Just like before, yarn over and draw through all loops. Close this first daisy stitch with a chain one.
Continuing the Pattern
We’ll construct the rest of the daisy stitches nearly identically to the first row. The only difference is now we’re working in the stitches of the previous row, and not the foundation chain stitches.
To form your second (and all subsequent) daisy stitch(es), insert your hook in the space left by the chain one we just made to close the last daisy stitch and draw up a loop.
Insert your hook into the same stitch that we drew up the last loop of the previous daisy stitch. Draw up a loop.
Skip the next stitch, and insert your hook into the “eye” from the previous row. Draw up a loop, then draw through all loops on your hook.
To finish off this row (and all subsequent rows), the last loop you’ll pull up will be in the last chain stitch we made in the previous row. This helps us keep a nice, crisp side!
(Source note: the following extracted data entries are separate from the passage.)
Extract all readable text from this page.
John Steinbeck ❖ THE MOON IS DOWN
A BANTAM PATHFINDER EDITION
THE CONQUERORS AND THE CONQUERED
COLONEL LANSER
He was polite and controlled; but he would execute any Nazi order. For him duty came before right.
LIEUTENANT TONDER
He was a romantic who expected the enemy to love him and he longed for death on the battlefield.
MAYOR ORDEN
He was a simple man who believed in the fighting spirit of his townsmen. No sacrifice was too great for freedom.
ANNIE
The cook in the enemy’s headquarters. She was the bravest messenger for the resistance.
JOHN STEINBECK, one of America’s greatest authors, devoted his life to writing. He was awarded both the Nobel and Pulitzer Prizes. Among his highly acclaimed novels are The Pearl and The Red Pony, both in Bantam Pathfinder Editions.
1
Repeat this pattern until your project is the desired length.
I hope you found this simple tutorial helpful!
As I mentioned above, the daisy stitch makes a beautiful, textured fabric with a little drape. It makes the most beautiful shrugs or wraps but is also a wonderful stitch that you can use to create scarves, blankets, and headbands.
2 thoughts on “How To Crochet Daisy Stitch – A Simple, Easy-to-Follow Guide”
Although, I known how to make this stitch since I was a young teen I just wanted to tell you, I find your tutorial on the daisy stitch very easy to follow compared to some I have run across and plan on using it to teach my granddaughters how to make the daisy stitch, as I am left-handed and they are right-handed I think your tutorial will come in handy.
Thank you Sherry
Sassy Sherry M So glad that it seems to be helpful!